JS: Sure. So, it’s no secret. Everybody knows how OCD I am, and I do look five to ten years down. And in reading Oral Health Journal and all the experts that we have today, I read about all these huge mistakes, and I don’t want that from my family, for my wife, my kids, and so I compiled this book, and it says “final instructions” on it. Everybody knows it’s in the bottom drawer at my night table. Something happens to me. Your name’s there. David Chong Yen’s names there. Everybody is there. The, you know, where they’ll find the lease, where they’ll find this, where they’ll find that, because I kind of think about it as it’s a treasure map. Go here, go here, go here, go here, and you’re going to find the treasure. And if you don’t, if you don’t have that attitude, and if you’re arrogant enough to think that nothing can happen to you. Well, unfortunately, you can start to cross the street one day, and it’s just out of your control.

EP: And I’ve shared that best practice with so many. So, I appreciate that, because it’s you’d be shocked. I would say close to 35% of the doctors we talk to on a daily basis of roughly five or 600 a month across North America, I would say almost 35% don’t have a will in place today, right? Which is so short sighted as a business owner, because it’s not just the assets, it’s the liability as well, and that lease is binding to your successors and heirs. So, as a fantastic best practice is exactly that. If, heaven forbid, something were to happen to you, what does that emergency exit look like by owning your own building? It happens all too often. If there isn’t a lease in place, if you’re not paying yourself rent, if you’re paying yourself a different rent from what market value is, all sorts of issues can occur. So, we appreciate you being a multiple time past client. I mean, what a great example. Every five years, getting a new practice valuation, getting an updated lease agreement in place, and saying, honey, if anything were to happen, here’s exactly the process. And from a buyer’s perspective, it couldn’t be cleaner, because here’s the lease I’ve had in place for myself for the past 10 years, 15 years. I’m just transferring that to my future buyer.

JS: I will also add to that. It also gives you or bulletproofs you, if CRA comes sniffing around. If you have a dental professional corporation, you have a hold code that does own your property. If there’s a very clean lease done by a third party, not much they can really say.

EP: It is, and the data becomes important. That’s where the rental rates and vacancies and all too many doctors: Are you paying yourself rent today? No. Well, you know, sort of my accountant at the end of the year does little adjustment. Okay, right? Is it the same rent? Or the second question we ask is, do you want to keep real estate as a passive form of income post sale? And 98% of the time they say, probably, right. And with the valuation of practices these days, it’s astonishing. Talking to a doctor last night, $3 million valuation for the practice, right? Plus, the real estate is probably now 4.5 million between the two locations. So, you know, what buyer in their right mind is going to pay 3 million for the clinics plus buy both buildings. It’s just Looney Tunes in terms of pricing. So, giving the option to have that light lease as a lease to own or otherwise is truly instrumental.
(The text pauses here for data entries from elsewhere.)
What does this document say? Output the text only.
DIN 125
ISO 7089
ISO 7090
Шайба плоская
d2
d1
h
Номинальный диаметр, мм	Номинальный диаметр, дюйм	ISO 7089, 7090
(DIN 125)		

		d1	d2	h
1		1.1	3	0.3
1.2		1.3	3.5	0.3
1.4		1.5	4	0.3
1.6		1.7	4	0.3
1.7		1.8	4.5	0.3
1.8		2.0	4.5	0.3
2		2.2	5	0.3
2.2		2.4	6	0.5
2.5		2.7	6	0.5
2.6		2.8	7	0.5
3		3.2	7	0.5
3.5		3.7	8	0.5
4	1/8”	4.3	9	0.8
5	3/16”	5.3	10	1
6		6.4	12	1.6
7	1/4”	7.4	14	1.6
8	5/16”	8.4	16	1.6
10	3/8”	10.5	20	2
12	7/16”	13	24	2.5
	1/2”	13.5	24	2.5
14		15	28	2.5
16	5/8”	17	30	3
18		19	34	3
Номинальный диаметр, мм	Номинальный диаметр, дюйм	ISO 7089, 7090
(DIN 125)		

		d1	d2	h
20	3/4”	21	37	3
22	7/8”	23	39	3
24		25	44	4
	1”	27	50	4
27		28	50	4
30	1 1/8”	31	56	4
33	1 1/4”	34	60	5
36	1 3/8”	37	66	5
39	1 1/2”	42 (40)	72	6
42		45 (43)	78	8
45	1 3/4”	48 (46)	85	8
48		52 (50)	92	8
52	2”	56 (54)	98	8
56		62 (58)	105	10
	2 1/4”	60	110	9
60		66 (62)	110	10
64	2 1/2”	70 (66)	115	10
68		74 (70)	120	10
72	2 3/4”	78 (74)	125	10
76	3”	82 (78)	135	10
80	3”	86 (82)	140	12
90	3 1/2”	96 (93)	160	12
JS: So, Eric, I have to say, as always, we could talk for hours about this, but I’d like to take time to thank you very, very much for coming in, stopping in today and joining our podcast and viewing program. Really great information that you’ve enlightened us about, and certainly if you’re starting out mid, you know, mid-career, getting ready to wrap up, I really encourage you to reach out to Eric and the team at Cirrus to, just before you do anything, understand what you are dealing with. Because your lease truly is what’s going to, you know, allow you to sell your most valuable asset. So again, thanks so much for stopping in.

EP: Jordan. Truly appreciate it. Thanks for your time.